Wirtschaftsnachrichten für Ärzte | ARZT & WIRTSCHAFT
Recht

Viele niedergelassene Ärztinnen und Ärzte kennen das: In der Mittagspause noch schnell die Hausbesuche erledigen, bevor am Nachmittag die Praxis wieder öffnet. Da ist der Zeitdruck oft groß. Und plötzlich steht am Straßenrand ein Blitzer, den es an dieser Stelle bislang nicht gab. Einige Wochen später flattert der Bußgeldbescheid wegen Geschwindigkeitsverstoß ins Haus. In gravierenden Fällen gibt es vielleicht sogar ein einmonatiges Fahrverbot. Für Ärztinnen und Ärzte ist das ein Desaster. Schnell kommt die Frage auf: War ich wirklich so schnell unterwegs?

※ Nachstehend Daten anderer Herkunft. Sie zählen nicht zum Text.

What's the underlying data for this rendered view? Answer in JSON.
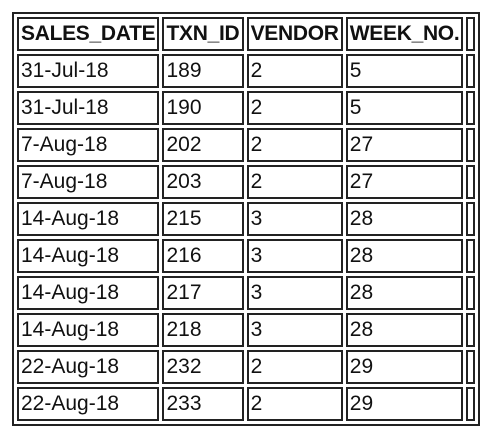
{
  "table": {
    "headers": [
      "SALES_DATE",
      "TXN_ID",
      "VENDOR",
      "WEEK_NO."
    ],
    "rows": [
      [
        "31-Jul-18",
        "189",
        "2",
        "5"
      ],
      [
        "31-Jul-18",
        "190",
        "2",
        "5"
      ],
      [
        "7-Aug-18",
        "202",
        "2",
        "27"
      ],
      [
        "7-Aug-18",
        "203",
        "2",
        "27"
      ],
      [
        "14-Aug-18",
        "215",
        "3",
        "28"
      ],
      [
        "14-Aug-18",
        "216",
        "3",
        "28"
      ],
      [
        "14-Aug-18",
        "217",
        "3",
        "28"
      ],
      [
        "14-Aug-18",
        "218",
        "3",
        "28"
      ],
      [
        "22-Aug-18",
        "232",
        "2",
        "29"
      ],
      [
        "22-Aug-18",
        "233",
        "2",
        "29"
      ]
    ]
  }
}
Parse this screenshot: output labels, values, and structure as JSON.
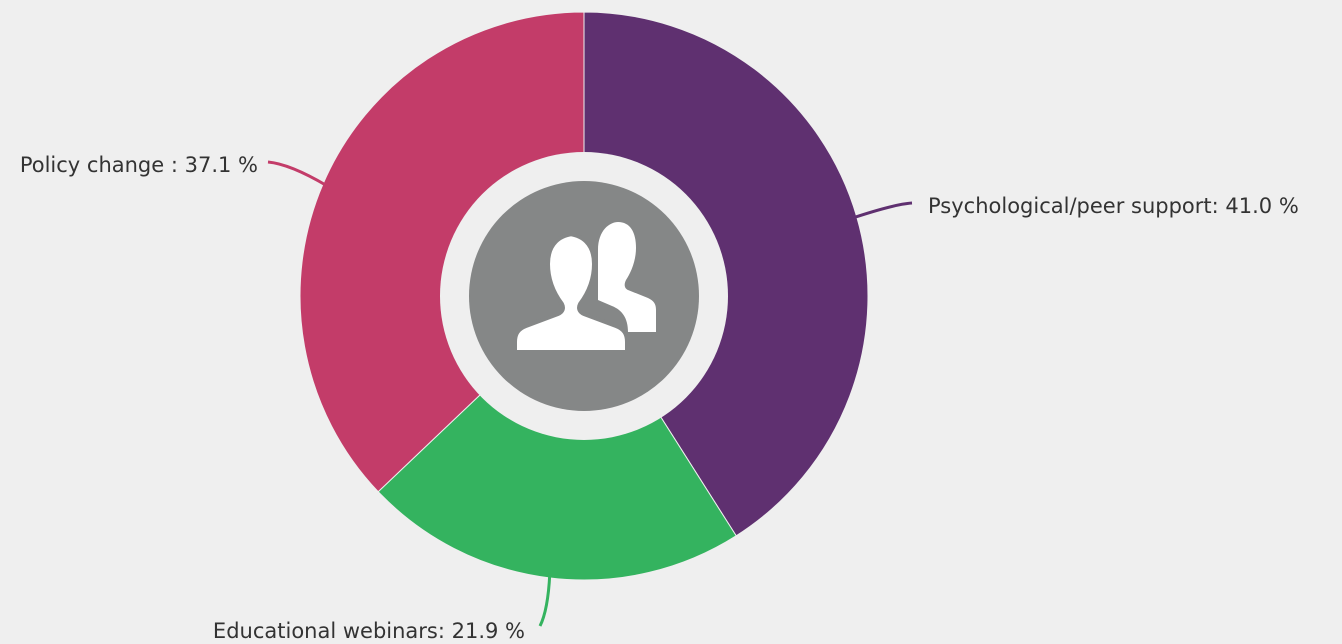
{
  "chart_data": {
    "type": "donut",
    "values": [
      41.0,
      21.9,
      37.1
    ],
    "value_labels": [
      "Psychological/peer support: 41.0 %",
      "Educational webinars: 21.9 %",
      "Policy change : 37.1 %"
    ],
    "colors": [
      "#5f3070",
      "#34b35f",
      "#c33c69"
    ]
  }
}
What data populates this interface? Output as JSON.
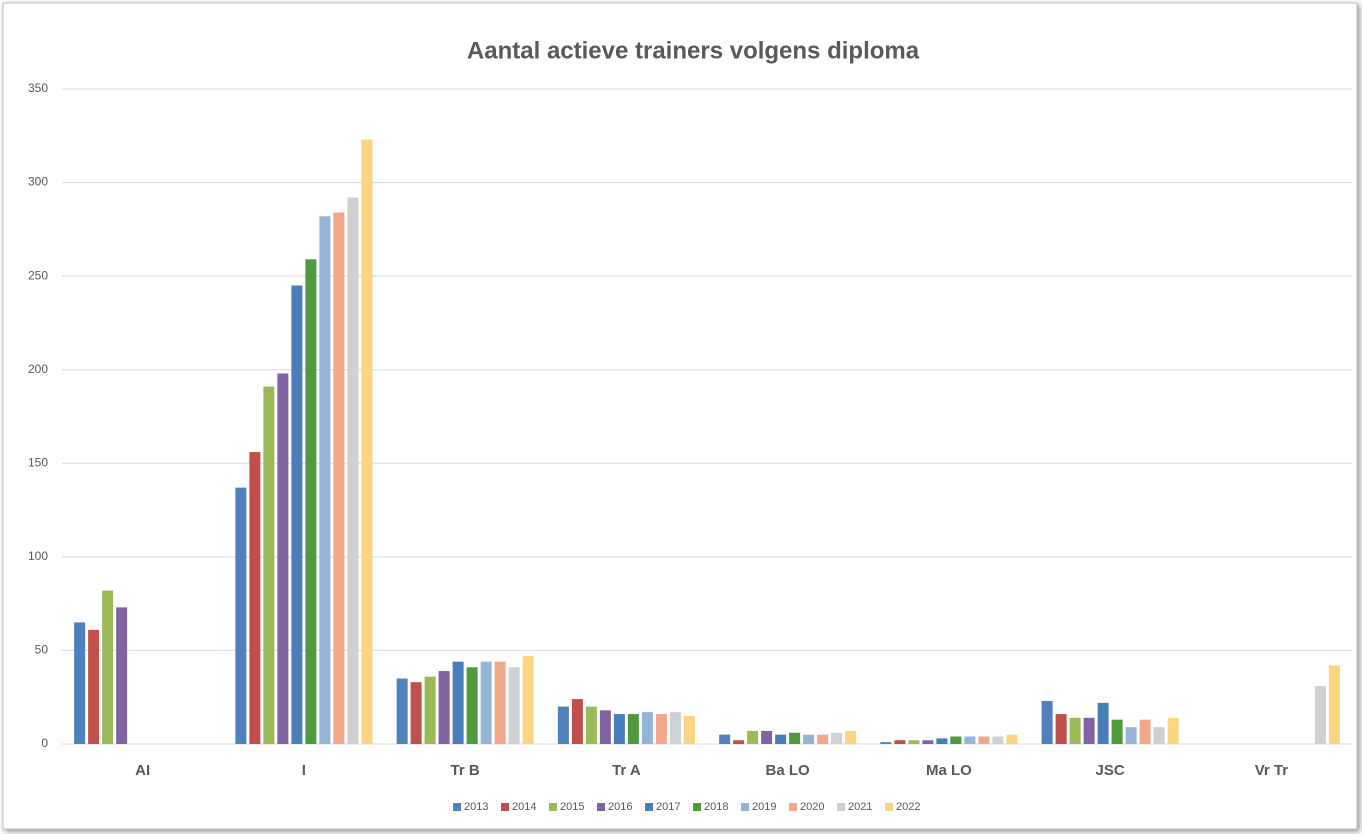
{
  "chart_data": {
    "type": "bar",
    "title": "Aantal actieve trainers volgens diploma",
    "categories": [
      "AI",
      "I",
      "Tr B",
      "Tr A",
      "Ba LO",
      "Ma LO",
      "JSC",
      "Vr Tr"
    ],
    "series": [
      {
        "name": "2013",
        "color": "#4f81bd",
        "values": [
          65,
          137,
          35,
          20,
          5,
          1,
          23,
          0
        ]
      },
      {
        "name": "2014",
        "color": "#c0504d",
        "values": [
          61,
          156,
          33,
          24,
          2,
          2,
          16,
          0
        ]
      },
      {
        "name": "2015",
        "color": "#9bbb59",
        "values": [
          82,
          191,
          36,
          20,
          7,
          2,
          14,
          0
        ]
      },
      {
        "name": "2016",
        "color": "#8064a2",
        "values": [
          73,
          198,
          39,
          18,
          7,
          2,
          14,
          0
        ]
      },
      {
        "name": "2017",
        "color": "#4a7ebb",
        "values": [
          0,
          245,
          44,
          16,
          5,
          3,
          22,
          0
        ]
      },
      {
        "name": "2018",
        "color": "#4f9a3f",
        "values": [
          0,
          259,
          41,
          16,
          6,
          4,
          13,
          0
        ]
      },
      {
        "name": "2019",
        "color": "#95b3d7",
        "values": [
          0,
          282,
          44,
          17,
          5,
          4,
          9,
          0
        ]
      },
      {
        "name": "2020",
        "color": "#f2a68a",
        "values": [
          0,
          284,
          44,
          16,
          5,
          4,
          13,
          0
        ]
      },
      {
        "name": "2021",
        "color": "#d0d0d0",
        "values": [
          0,
          292,
          41,
          17,
          6,
          4,
          9,
          31
        ]
      },
      {
        "name": "2022",
        "color": "#fcd581",
        "values": [
          0,
          323,
          47,
          15,
          7,
          5,
          14,
          42
        ]
      }
    ],
    "ylim": [
      0,
      350
    ],
    "yticks": [
      0,
      50,
      100,
      150,
      200,
      250,
      300,
      350
    ],
    "grid": true,
    "legend": "bottom"
  }
}
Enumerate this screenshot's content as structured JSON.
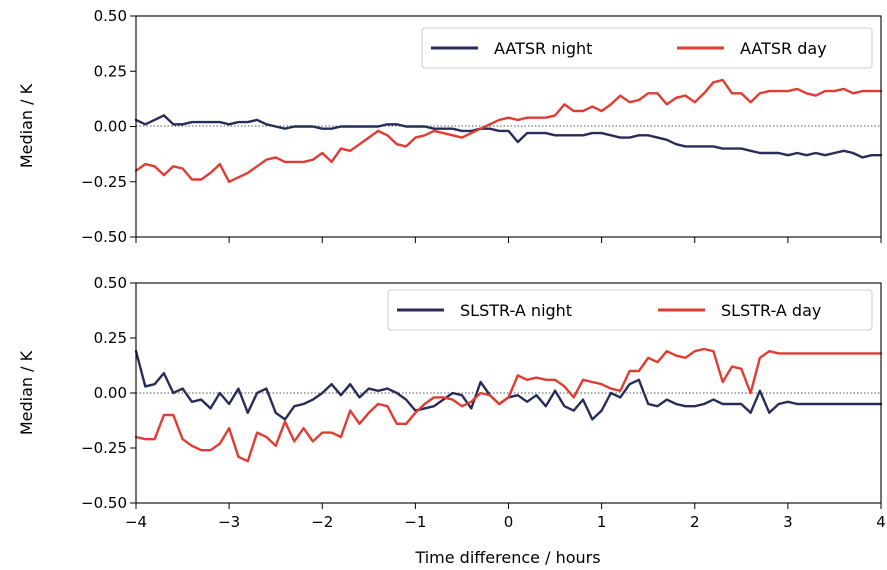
{
  "chart_data": [
    {
      "type": "line",
      "ylabel": "Median / K",
      "xlabel": "",
      "xlim": [
        -4,
        4
      ],
      "ylim": [
        -0.5,
        0.5
      ],
      "xticks": [
        "−4",
        "−3",
        "−2",
        "−1",
        "0",
        "1",
        "2",
        "3",
        "4"
      ],
      "yticks": [
        "−0.50",
        "−0.25",
        "0.00",
        "0.25",
        "0.50"
      ],
      "reference_line": 0,
      "legend_position": "top-right",
      "x": [
        -4.0,
        -3.9,
        -3.8,
        -3.7,
        -3.6,
        -3.5,
        -3.4,
        -3.3,
        -3.2,
        -3.1,
        -3.0,
        -2.9,
        -2.8,
        -2.7,
        -2.6,
        -2.5,
        -2.4,
        -2.3,
        -2.2,
        -2.1,
        -2.0,
        -1.9,
        -1.8,
        -1.7,
        -1.6,
        -1.5,
        -1.4,
        -1.3,
        -1.2,
        -1.1,
        -1.0,
        -0.9,
        -0.8,
        -0.7,
        -0.6,
        -0.5,
        -0.4,
        -0.3,
        -0.2,
        -0.1,
        0.0,
        0.1,
        0.2,
        0.3,
        0.4,
        0.5,
        0.6,
        0.7,
        0.8,
        0.9,
        1.0,
        1.1,
        1.2,
        1.3,
        1.4,
        1.5,
        1.6,
        1.7,
        1.8,
        1.9,
        2.0,
        2.1,
        2.2,
        2.3,
        2.4,
        2.5,
        2.6,
        2.7,
        2.8,
        2.9,
        3.0,
        3.1,
        3.2,
        3.3,
        3.4,
        3.5,
        3.6,
        3.7,
        3.8,
        3.9,
        4.0
      ],
      "series": [
        {
          "name": "AATSR night",
          "color": "#272d58",
          "values": [
            0.03,
            0.01,
            0.03,
            0.05,
            0.01,
            0.01,
            0.02,
            0.02,
            0.02,
            0.02,
            0.01,
            0.02,
            0.02,
            0.03,
            0.01,
            0.0,
            -0.01,
            0.0,
            0.0,
            0.0,
            -0.01,
            -0.01,
            0.0,
            0.0,
            0.0,
            0.0,
            0.0,
            0.01,
            0.01,
            0.0,
            0.0,
            0.0,
            -0.01,
            -0.01,
            -0.01,
            -0.02,
            -0.02,
            -0.01,
            -0.01,
            -0.02,
            -0.02,
            -0.07,
            -0.03,
            -0.03,
            -0.03,
            -0.04,
            -0.04,
            -0.04,
            -0.04,
            -0.03,
            -0.03,
            -0.04,
            -0.05,
            -0.05,
            -0.04,
            -0.04,
            -0.05,
            -0.06,
            -0.08,
            -0.09,
            -0.09,
            -0.09,
            -0.09,
            -0.1,
            -0.1,
            -0.1,
            -0.11,
            -0.12,
            -0.12,
            -0.12,
            -0.13,
            -0.12,
            -0.13,
            -0.12,
            -0.13,
            -0.12,
            -0.11,
            -0.12,
            -0.14,
            -0.13,
            -0.13
          ]
        },
        {
          "name": "AATSR day",
          "color": "#e03c31",
          "values": [
            -0.2,
            -0.17,
            -0.18,
            -0.22,
            -0.18,
            -0.19,
            -0.24,
            -0.24,
            -0.21,
            -0.17,
            -0.25,
            -0.23,
            -0.21,
            -0.18,
            -0.15,
            -0.14,
            -0.16,
            -0.16,
            -0.16,
            -0.15,
            -0.12,
            -0.16,
            -0.1,
            -0.11,
            -0.08,
            -0.05,
            -0.02,
            -0.04,
            -0.08,
            -0.09,
            -0.05,
            -0.04,
            -0.02,
            -0.03,
            -0.04,
            -0.05,
            -0.03,
            -0.01,
            0.01,
            0.03,
            0.04,
            0.03,
            0.04,
            0.04,
            0.04,
            0.05,
            0.1,
            0.07,
            0.07,
            0.09,
            0.07,
            0.1,
            0.14,
            0.11,
            0.12,
            0.15,
            0.15,
            0.1,
            0.13,
            0.14,
            0.11,
            0.15,
            0.2,
            0.21,
            0.15,
            0.15,
            0.11,
            0.15,
            0.16,
            0.16,
            0.16,
            0.17,
            0.15,
            0.14,
            0.16,
            0.16,
            0.17,
            0.15,
            0.16,
            0.16,
            0.16
          ]
        }
      ]
    },
    {
      "type": "line",
      "ylabel": "Median / K",
      "xlabel": "Time difference / hours",
      "xlim": [
        -4,
        4
      ],
      "ylim": [
        -0.5,
        0.5
      ],
      "xticks": [
        "−4",
        "−3",
        "−2",
        "−1",
        "0",
        "1",
        "2",
        "3",
        "4"
      ],
      "yticks": [
        "−0.50",
        "−0.25",
        "0.00",
        "0.25",
        "0.50"
      ],
      "reference_line": 0,
      "legend_position": "top-right",
      "x": [
        -4.0,
        -3.9,
        -3.8,
        -3.7,
        -3.6,
        -3.5,
        -3.4,
        -3.3,
        -3.2,
        -3.1,
        -3.0,
        -2.9,
        -2.8,
        -2.7,
        -2.6,
        -2.5,
        -2.4,
        -2.3,
        -2.2,
        -2.1,
        -2.0,
        -1.9,
        -1.8,
        -1.7,
        -1.6,
        -1.5,
        -1.4,
        -1.3,
        -1.2,
        -1.1,
        -1.0,
        -0.9,
        -0.8,
        -0.7,
        -0.6,
        -0.5,
        -0.4,
        -0.3,
        -0.2,
        -0.1,
        0.0,
        0.1,
        0.2,
        0.3,
        0.4,
        0.5,
        0.6,
        0.7,
        0.8,
        0.9,
        1.0,
        1.1,
        1.2,
        1.3,
        1.4,
        1.5,
        1.6,
        1.7,
        1.8,
        1.9,
        2.0,
        2.1,
        2.2,
        2.3,
        2.4,
        2.5,
        2.6,
        2.7,
        2.8,
        2.9,
        3.0,
        3.1,
        3.2,
        3.3,
        3.4,
        3.5,
        3.6,
        3.7,
        3.8,
        3.9,
        4.0
      ],
      "series": [
        {
          "name": "SLSTR-A night",
          "color": "#272d58",
          "values": [
            0.19,
            0.03,
            0.04,
            0.09,
            0.0,
            0.02,
            -0.04,
            -0.03,
            -0.07,
            0.0,
            -0.05,
            0.02,
            -0.09,
            0.0,
            0.02,
            -0.09,
            -0.12,
            -0.06,
            -0.05,
            -0.03,
            0.0,
            0.04,
            -0.01,
            0.04,
            -0.02,
            0.02,
            0.01,
            0.02,
            0.0,
            -0.03,
            -0.08,
            -0.07,
            -0.06,
            -0.03,
            0.0,
            -0.01,
            -0.07,
            0.05,
            -0.01,
            -0.05,
            -0.02,
            -0.01,
            -0.04,
            -0.01,
            -0.06,
            0.01,
            -0.06,
            -0.08,
            -0.03,
            -0.12,
            -0.08,
            0.0,
            -0.02,
            0.04,
            0.06,
            -0.05,
            -0.06,
            -0.03,
            -0.05,
            -0.06,
            -0.06,
            -0.05,
            -0.03,
            -0.05,
            -0.05,
            -0.05,
            -0.09,
            0.01,
            -0.09,
            -0.05,
            -0.04,
            -0.05,
            -0.05,
            -0.05,
            -0.05,
            -0.05,
            -0.05,
            -0.05,
            -0.05,
            -0.05,
            -0.05
          ]
        },
        {
          "name": "SLSTR-A day",
          "color": "#e03c31",
          "values": [
            -0.2,
            -0.21,
            -0.21,
            -0.1,
            -0.1,
            -0.21,
            -0.24,
            -0.26,
            -0.26,
            -0.23,
            -0.16,
            -0.29,
            -0.31,
            -0.18,
            -0.2,
            -0.24,
            -0.13,
            -0.22,
            -0.16,
            -0.22,
            -0.18,
            -0.18,
            -0.2,
            -0.08,
            -0.14,
            -0.09,
            -0.05,
            -0.06,
            -0.14,
            -0.14,
            -0.09,
            -0.05,
            -0.02,
            -0.02,
            -0.03,
            -0.06,
            -0.04,
            0.0,
            -0.01,
            -0.05,
            -0.02,
            0.08,
            0.06,
            0.07,
            0.06,
            0.06,
            0.03,
            -0.02,
            0.06,
            0.05,
            0.04,
            0.02,
            0.01,
            0.1,
            0.1,
            0.16,
            0.14,
            0.19,
            0.17,
            0.16,
            0.19,
            0.2,
            0.19,
            0.05,
            0.12,
            0.11,
            0.0,
            0.16,
            0.19,
            0.18,
            0.18,
            0.18,
            0.18,
            0.18,
            0.18,
            0.18,
            0.18,
            0.18,
            0.18,
            0.18,
            0.18
          ]
        }
      ]
    }
  ]
}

Zahlreiche Bescheide wegen Geschwindigkeitsverstoß sind fehlerhaft

Für all jene, die den Messergebnissen der Starenkästen nicht trauen, gibt es nun eine gute Nachricht: Autofahrer, die wegen zu Geschwindigkeitsverstoß erfasst wurden und Zweifel daran haben, dass die Messung korrekt war, können einen Anspruch auf Einsicht auch in Details der Messdaten haben, die sich nicht in der Bußgeldakte befinden. Das entschied das Bundesverfassungsgericht (BVerfG) mit Hinweis auf den Grundsatz der prozessualen Waffengleichheit sowie auf ein faires Verfahren (Beschluss vom 12.11.2020, Az. 2 BvR 1616/18). Schätzungen zufolge ist in Deutschland jeder dritte Bußgeldbescheid fehlerhaft. Bei Geschwindigkeitsüberschreitungen gehen manche Fachleute sogar von 80 Prozent Fehlerquote aus. Auch in dem entschiedenen Fall hatte ein Fahrer Zweifel an den Messergebnissen. Er verlangte von der Behörde Zugang zur sogenannten Lebensakte des Messgeräts sowie zu den Rohmessdaten – zunächst ohne Erfolg. Bei einer Geschwindigkeitsmessung handele es sich um ein standardisiertes Messverfahren. Das Gerät sei geeicht gewesen und durch geschultes Personal nach Vorschrift bedient worden. Die Richtigkeit des gemessenen Geschwindigkeitswerts sei damit indiziert. Der Fahrer klagte durch alle Instanzen. Erst vor dem BVerfG fand er Gehör.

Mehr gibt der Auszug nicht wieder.